Putting a dysfunctional community back together again requires something more than restoring public law and order. On an emergency basis law and order must indeed be restored, the police called in, but that activity will only deal with symptoms. To recover a dysfunctional aboriginal community first needs to identify who its community members really are, then sort out what it can do with its resources and later develop the peculiar plan of procedure that will enable it to find its niche in a larger Australian community. The main street of many an Aboriginal town is lined with derelict buildings that were built one after the other in the course of fifty years. These expensive structures, still standing, are haunted by the ghosts of past outside programs and interventions. The buildings stand either empty and locked up, or if used at all, are being used for some quite unplanned purpose. Beyond planning and external supervision dysfunctional communities need to come to their ‘collective conversion’.
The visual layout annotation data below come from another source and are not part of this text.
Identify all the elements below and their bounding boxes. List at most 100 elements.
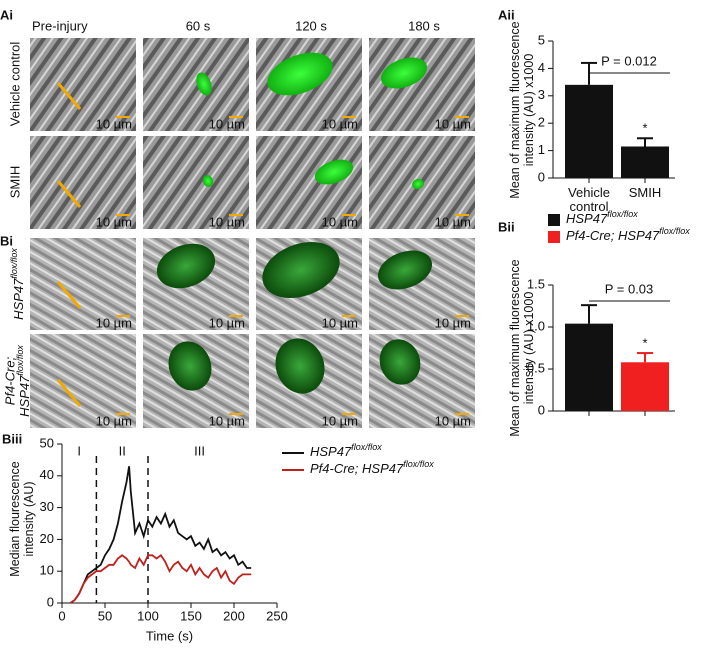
- scale-bar-label: 10 µm: [322, 214, 358, 229]
- thrombus: [379, 339, 421, 385]
- scale-bar-label: 10 µm: [209, 315, 245, 330]
- thrombus: [168, 341, 212, 391]
- thrombus: [412, 178, 424, 190]
- scale-bar-label: 10 µm: [209, 116, 245, 131]
- thrombus: [202, 175, 214, 187]
- label-superscript: flox/flox: [15, 345, 25, 376]
- phase-label: I: [77, 443, 81, 458]
- bar: [621, 146, 669, 178]
- row-label: HSP47flox/flox: [9, 248, 26, 320]
- x-tick-label: 250: [266, 608, 288, 623]
- micrograph: [30, 334, 136, 428]
- scale-bar-label: 10 µm: [322, 315, 358, 330]
- column-header: 180 s: [408, 18, 440, 33]
- scale-bar-label: 10 µm: [96, 315, 132, 330]
- label-superscript: flox/flox: [607, 209, 638, 219]
- label-text: HSP47: [11, 278, 26, 320]
- panel-label: Bi: [0, 233, 13, 248]
- y-tick-label: 4: [538, 60, 545, 75]
- panel-label: Biii: [2, 431, 22, 446]
- scale-bar-label: 10 µm: [435, 315, 471, 330]
- scale-bar-label: 10 µm: [209, 413, 245, 428]
- x-tick-label: 200: [223, 608, 245, 623]
- y-tick-label: 0.5: [527, 360, 545, 375]
- scale-bar-label: 10 µm: [435, 214, 471, 229]
- y-tick-label: 50: [40, 435, 54, 450]
- annotation: P = 0.012: [601, 53, 657, 68]
- label-text: Pf4-Cre; HSP47: [566, 228, 660, 243]
- y-tick-label: 0: [538, 402, 545, 417]
- bar: [565, 84, 613, 178]
- label-text: HSP47: [566, 211, 608, 226]
- label-superscript: flox/flox: [351, 442, 382, 452]
- line: [70, 466, 252, 604]
- y-tick-label: 0: [47, 594, 54, 609]
- micrograph: [143, 136, 249, 229]
- label-superscript: flox/flox: [659, 226, 690, 236]
- legend-label: Pf4-Cre; HSP47flox/flox: [310, 459, 434, 476]
- scale-bar-label: 10 µm: [209, 214, 245, 229]
- legend-label: HSP47flox/flox: [566, 209, 638, 226]
- significance: *: [642, 335, 647, 350]
- row-label: HSP47flox/flox: [15, 345, 32, 417]
- thrombus: [314, 159, 354, 185]
- line: [70, 554, 252, 604]
- x-tick-label: 150: [180, 608, 202, 623]
- panel-label: Aii: [498, 7, 515, 22]
- annotation: P = 0.03: [605, 281, 654, 296]
- column-header: 120 s: [295, 18, 327, 33]
- scale-bar-label: 10 µm: [435, 116, 471, 131]
- row-label: Vehicle control: [7, 42, 22, 127]
- column-header: 60 s: [186, 18, 211, 33]
- panel-label: Ai: [0, 7, 13, 22]
- label-superscript: flox/flox: [403, 459, 434, 469]
- y-axis-label: Median flourescence intensity (AU): [8, 460, 36, 577]
- scale-bar-label: 10 µm: [96, 214, 132, 229]
- scale-bar-label: 10 µm: [435, 413, 471, 428]
- legend-label: HSP47flox/flox: [310, 442, 382, 459]
- row-label: SMIH: [7, 166, 22, 199]
- legend-swatch: [548, 214, 560, 226]
- x-tick-label: 100: [137, 608, 159, 623]
- bar: [565, 323, 613, 411]
- y-tick-label: 1.0: [527, 318, 545, 333]
- micrograph: [30, 136, 136, 229]
- significance: *: [642, 121, 647, 136]
- arrow: [56, 82, 82, 110]
- column-header: Pre-injury: [32, 18, 88, 33]
- y-tick-label: 40: [40, 467, 54, 482]
- panel-label: Bii: [498, 219, 515, 234]
- x-tick-label: 50: [98, 608, 112, 623]
- scale-bar-label: 10 µm: [96, 413, 132, 428]
- thrombus: [196, 72, 212, 96]
- thrombus: [156, 243, 216, 289]
- arrow: [56, 180, 82, 208]
- x-tick-label: Vehicle control: [568, 185, 610, 214]
- arrow: [56, 281, 82, 309]
- y-tick-label: 5: [538, 32, 545, 47]
- scale-bar-label: 10 µm: [96, 116, 132, 131]
- micrograph: [256, 136, 362, 229]
- y-tick-label: 20: [40, 531, 54, 546]
- y-tick-label: 10: [40, 563, 54, 578]
- label-superscript: flox/flox: [9, 248, 19, 279]
- legend-label: Pf4-Cre; HSP47flox/flox: [566, 226, 690, 243]
- x-tick-label: 0: [58, 608, 65, 623]
- micrograph: [30, 38, 136, 131]
- thrombus: [262, 241, 340, 299]
- label-text: HSP47: [310, 444, 352, 459]
- y-tick-label: 2: [538, 115, 545, 130]
- thrombus: [377, 250, 433, 290]
- thrombus: [275, 338, 325, 394]
- micrograph: [30, 238, 136, 330]
- y-tick-label: 0: [538, 169, 545, 184]
- phase-label: III: [194, 443, 205, 458]
- label-text: Pf4-Cre; HSP47: [310, 461, 404, 476]
- y-tick-label: 1: [538, 142, 545, 157]
- bar: [621, 362, 669, 411]
- y-axis-label: Mean of maximum fluorescence intensity (…: [508, 259, 536, 437]
- y-tick-label: 3: [538, 87, 545, 102]
- micrograph: [143, 38, 249, 131]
Whether a top down Intervention that can penetrate below the symptoms is problematic, especially when the spirit of its proposals does not seem to be aware of cultural differences. All too much of the discussion surrounding the national emergency has been talk of regulations, limitations, examinations, management of new administrative structures. A wise Aboriginal Elder in discussion with a government official recently said, ‘it is not fundamentally about policy, it is about how you value Aboriginal people as human beings’. There has been too little discussion of Aboriginal people, about their culture and life of the spirit.
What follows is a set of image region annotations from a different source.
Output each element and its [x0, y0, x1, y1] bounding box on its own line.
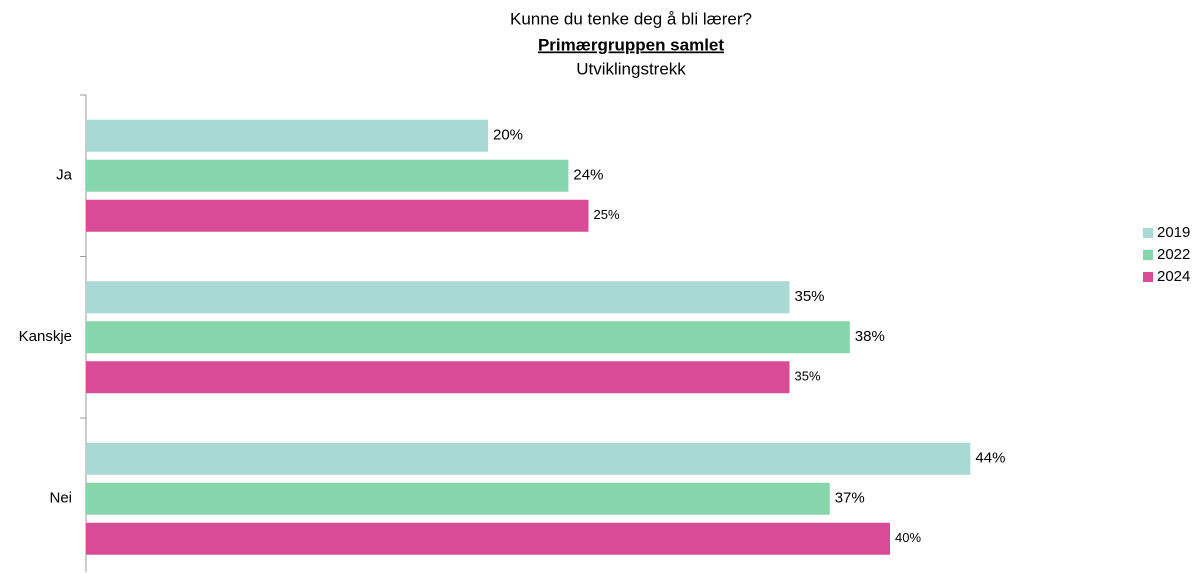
bar [86, 522, 890, 555]
legend-label: 2024 [1157, 268, 1190, 285]
data-label: 44% [975, 450, 1005, 467]
legend-label: 2022 [1157, 246, 1190, 263]
data-label: 25% [594, 207, 620, 222]
data-label: 35% [795, 288, 825, 305]
data-label: 38% [855, 328, 885, 345]
chart-subtitle: Primærgruppen samlet [538, 35, 724, 54]
data-label: 37% [835, 490, 865, 507]
y-tick-label: Kanskje [19, 328, 72, 345]
data-label: 24% [573, 167, 603, 184]
y-tick-label: Nei [49, 490, 72, 507]
data-label: 35% [795, 369, 821, 384]
bar [86, 159, 569, 192]
data-label: 20% [493, 127, 523, 144]
legend-swatch [1143, 272, 1153, 282]
bar [86, 442, 971, 475]
bar [86, 482, 830, 515]
bar [86, 281, 790, 314]
data-label: 40% [895, 530, 921, 545]
legend-swatch [1143, 250, 1153, 260]
bar [86, 361, 790, 394]
legend-label: 2019 [1157, 224, 1190, 241]
chart-subtitle: Utviklingstrekk [576, 59, 686, 78]
bar [86, 199, 589, 232]
bar [86, 321, 850, 354]
y-tick-label: Ja [56, 167, 73, 184]
chart-title: Kunne du tenke deg å bli lærer? [510, 9, 752, 28]
legend-swatch [1143, 228, 1153, 238]
bar [86, 119, 488, 152]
In a curious way the Intervention has put Australia at a crossroads of national life. The Intervention will affect only a small percent of her total population (less than 2.5%), but it touches on the much wider issue of a serious approach to multi-culturalism. The spirit and the policies of assimilation and integration were rejected by Australia in the 1950's after the WWII in favour a new spirit designed to promote multi-culturalism. This is not the spirit evident in the Intervention. It was undertaken in the name of protecting the child, but many other items have been added to that agenda. The long range policies of the Intervention carry the clear imprint of assimilation. As such the Intervention is a reversal of what was assumed to be a national understanding – that Australia was to become a multi-cultured entity with each culture contributing something to the total Australian community but at the same time each preserving and nourishing its own identity within the whole. Perhaps a return to an earlier policy of assimilation, of integration is in fact the best road for Australia to take -there are now many more ethic and cultural minorities in the country. The multi-culturalist or the assimilationist roads are both possible lines of approach for Australia, standing at the crossroad the nation cannot have it both ways at once, at least not for very long.